Troops eliminate 10 Taliban militiamen

PARACHINAR: Helicopter gunships shelled militant hide-outs in northwestern Pakistan today, killing 10 suspected fighters after the Taliban murdered two paramilitary soldiers at an outpost in the area.

The attack on the outpost in Mohmand, one of Pakistan’s semi-autonomous tribal areas, was the latest staged by militants in retaliation for an army offensive against the Taliban’s main stronghold in Pakistan’s northwest.

Militants hope the attacks will weaken the army’s resolve and have shown a growing willingness to target innocent civilians in an attempt to weaken public support for the offensive.

A suicide car bomber attacked a crowded market in northwestern Pakistan yesterday, killing 26 people, the fourth such attack in about a month.

Pakistani officials have blamed such attacks on the Taliban, but the group has reportedly denied being behind at least some of the blasts, sparking conspiracy theories and making it more difficult for the government to convert public anger into greater support for its crackdown on militants.

“I think the government itself is making these blasts, or the Taliban,” Muzamal Khan told AP Television News as he attended today’s funeral for the victims of the latest market bombing.

“But the Taliban is saying we are not involved in these blasts, so it means the government is involved or foreign countries like India or Afghans who live here illegally or American spies.” Others blame the violence on the government’s alliance with the United States, which supports the army offensive in South Waziristan because Pakistan’s tribal belt is home to many Taliban and al-Qaida militants involved in attacks on Western troops across the border in Afghanistan.

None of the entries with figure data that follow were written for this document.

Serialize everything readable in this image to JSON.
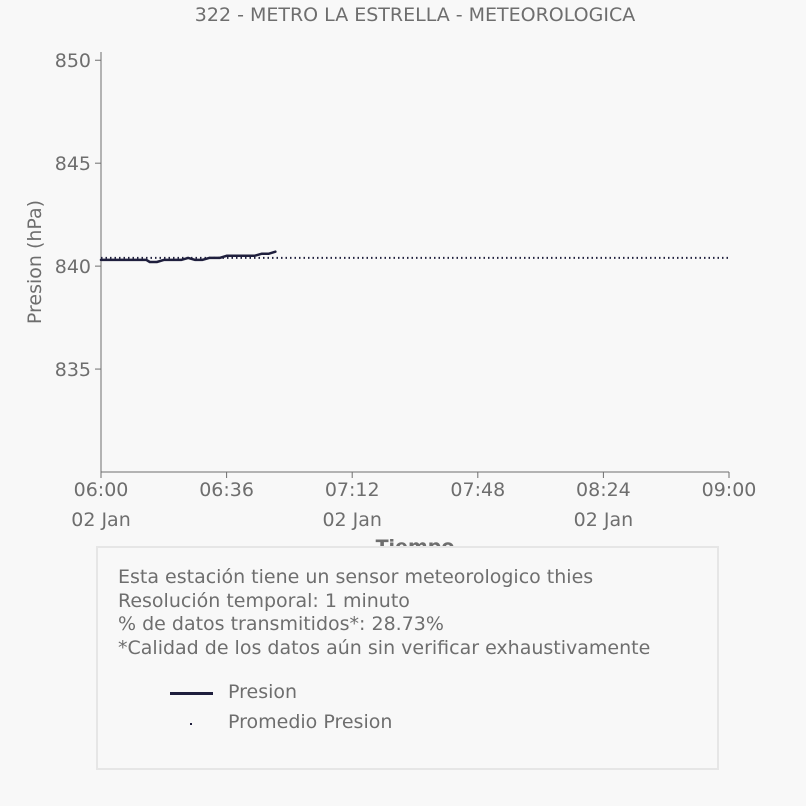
{
  "chart_data": {
    "type": "line",
    "title": "322 - METRO LA ESTRELLA - METEOROLOGICA",
    "xlabel": "Tiempo",
    "ylabel": "Presion (hPa)",
    "ylim": [
      830,
      850.4
    ],
    "xlim": [
      "06:00",
      "09:00"
    ],
    "x_ticks": [
      {
        "time": "06:00",
        "date": "02 Jan"
      },
      {
        "time": "06:36",
        "date": ""
      },
      {
        "time": "07:12",
        "date": "02 Jan"
      },
      {
        "time": "07:48",
        "date": ""
      },
      {
        "time": "08:24",
        "date": "02 Jan"
      },
      {
        "time": "09:00",
        "date": ""
      }
    ],
    "y_ticks": [
      "835",
      "840",
      "845",
      "850"
    ],
    "grid": false,
    "legend_placement": "below",
    "series": [
      {
        "name": "Presion",
        "style": "solid",
        "color": "#1f1f3d",
        "x": [
          "06:00",
          "06:04",
          "06:07",
          "06:10",
          "06:13",
          "06:14",
          "06:16",
          "06:18",
          "06:19",
          "06:21",
          "06:23",
          "06:25",
          "06:27",
          "06:29",
          "06:31",
          "06:34",
          "06:36",
          "06:38",
          "06:40",
          "06:42",
          "06:44",
          "06:46",
          "06:48",
          "06:50"
        ],
        "y": [
          840.3,
          840.3,
          840.3,
          840.3,
          840.3,
          840.2,
          840.2,
          840.3,
          840.3,
          840.3,
          840.3,
          840.4,
          840.3,
          840.3,
          840.4,
          840.4,
          840.5,
          840.5,
          840.5,
          840.5,
          840.5,
          840.6,
          840.6,
          840.7
        ]
      },
      {
        "name": "Promedio Presion",
        "style": "dotted",
        "color": "#1f1f3d",
        "x": [
          "06:00",
          "09:00"
        ],
        "y": [
          840.4,
          840.4
        ]
      }
    ]
  },
  "info": {
    "lines": [
      "Esta estación tiene un sensor meteorologico thies",
      "Resolución temporal: 1 minuto",
      "% de datos transmitidos*: 28.73%",
      "*Calidad de los datos aún sin verificar exhaustivamente"
    ]
  },
  "legend": {
    "items": [
      "Presion",
      "Promedio Presion"
    ]
  },
  "colors": {
    "text": "#6e6e6e",
    "series": "#1f1f3d",
    "background": "#f8f8f8",
    "box_border": "#e6e6e6"
  }
}
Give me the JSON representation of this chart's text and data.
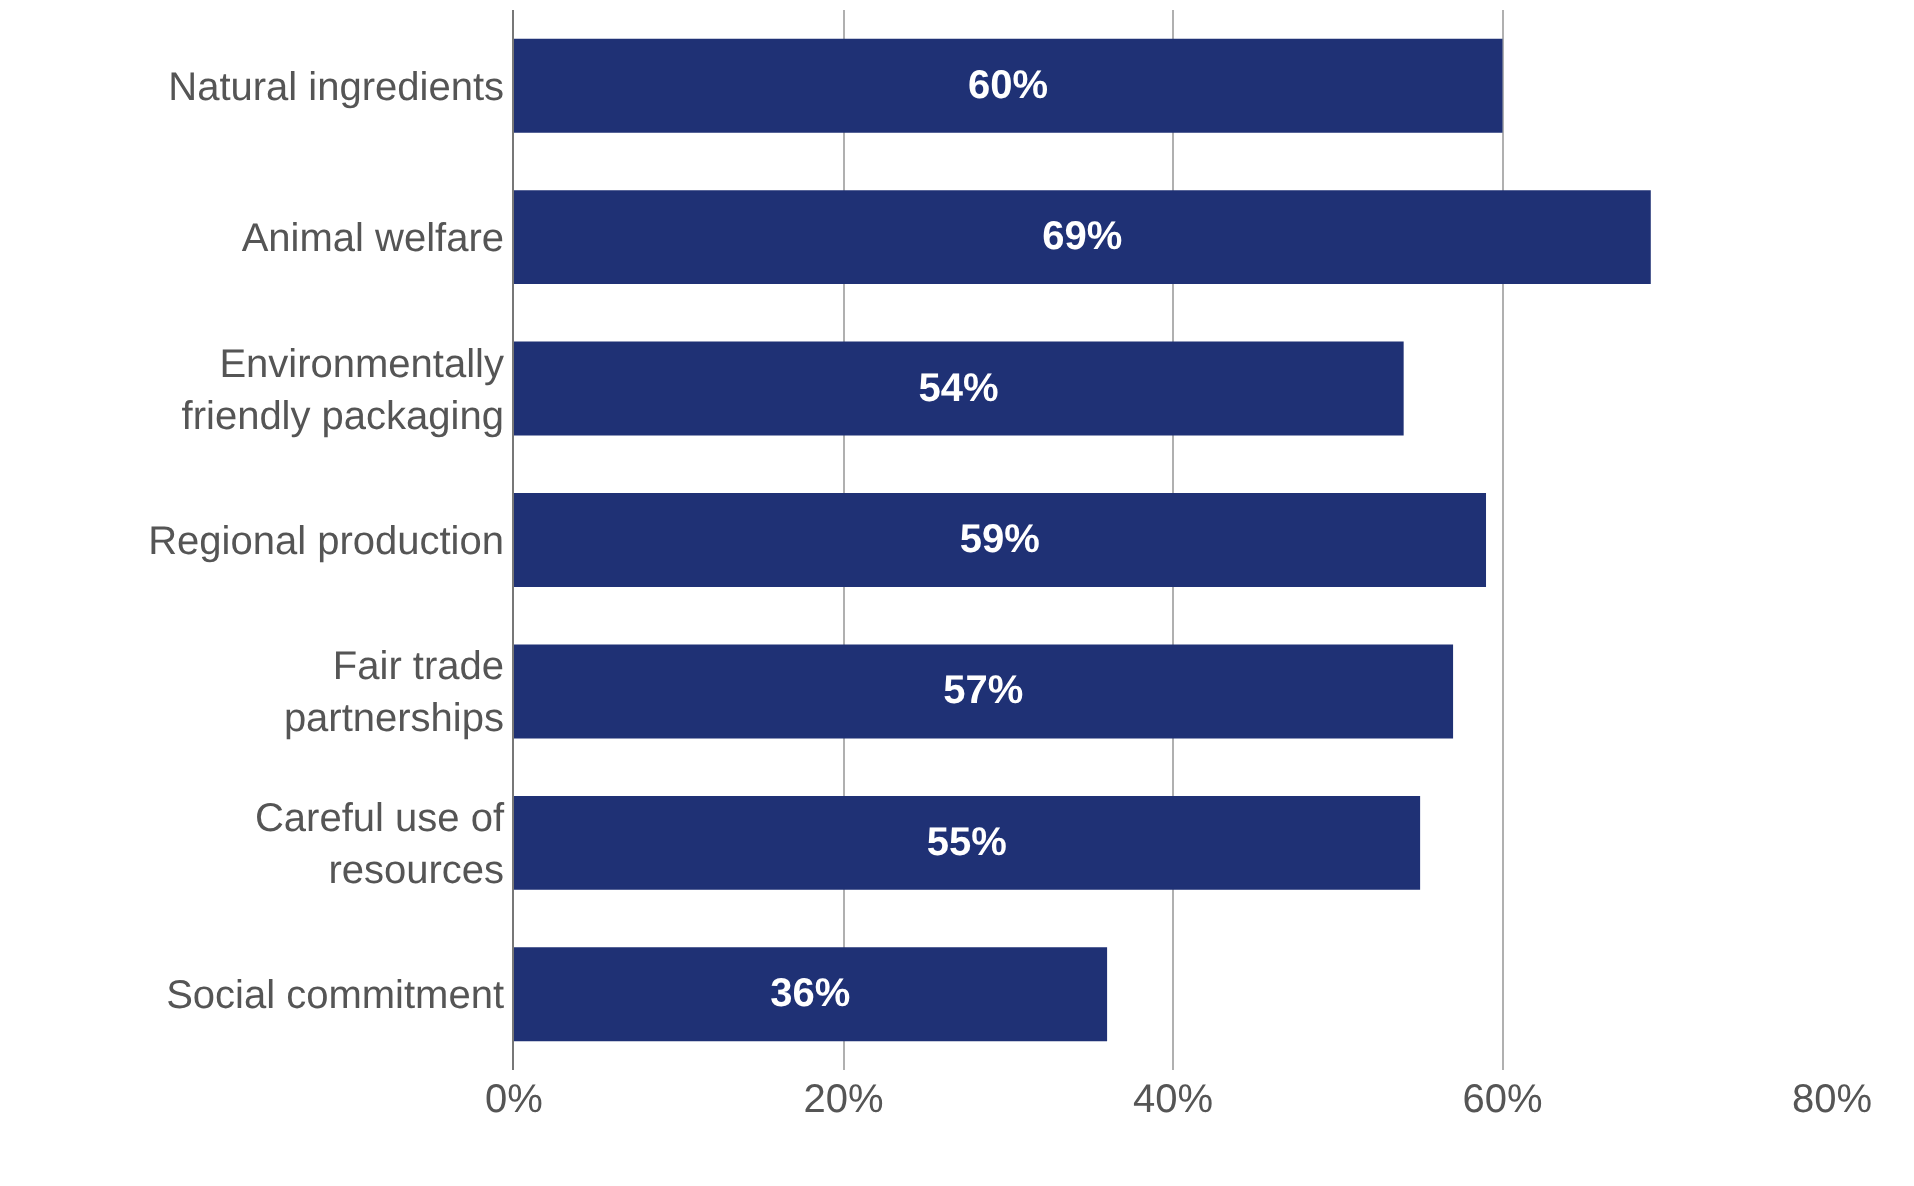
{
  "chart_data": {
    "type": "bar",
    "orientation": "horizontal",
    "categories": [
      "Natural ingredients",
      "Animal welfare",
      "Environmentally friendly packaging",
      "Regional production",
      "Fair trade partnerships",
      "Careful use of resources",
      "Social commitment"
    ],
    "values": [
      60,
      69,
      54,
      59,
      57,
      55,
      36
    ],
    "value_labels": [
      "60%",
      "69%",
      "54%",
      "59%",
      "57%",
      "55%",
      "36%"
    ],
    "color": "#1f3175",
    "xlim": [
      0,
      80
    ],
    "xticks": [
      {
        "value": 0,
        "label": "0%"
      },
      {
        "value": 20,
        "label": "20%"
      },
      {
        "value": 40,
        "label": "40%"
      },
      {
        "value": 60,
        "label": "60%"
      },
      {
        "value": 80,
        "label": "80%"
      }
    ],
    "grid": "x",
    "legend": false
  }
}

“I think if foreign policy changes, and we finish our friendship with America and infidels and stop military operations which are going on in different places, then this bombing problem will solve itself,” said Mulana Gohar Shah, another man attending today’s funeral.

Dozens of militants armed with automatic weapons and rocket launchers attacked the paramilitary outpost just outside Bai Zai town in Mohmand before dawn this morning, said an intelligence officer and local government official. Two soldiers were killed in the attack and three injured, they said.

The bodies of the two dead soldiers that officials found Wednesday had been decapitated, said another local government official, Maqsood Khan. Thirty-two soldiers, many of them from a nearby outpost, are still missing, said Khan. He declined to say whether they had fled or were captured.

But the Taliban spokesman in the area, Ikramullah Mohmand, who claimed responsibility for the attack, said the group had not taken any prisoners. He said the Taliban had killed 10 soldiers during the assault. The conflicting claims could not be independently verified.

The militant hide-outs that were shelled by helicopter gunships following the attack were located in Bai Zai, said the intelligence officer and local government official. The assault killed 10 suspected militants, they said.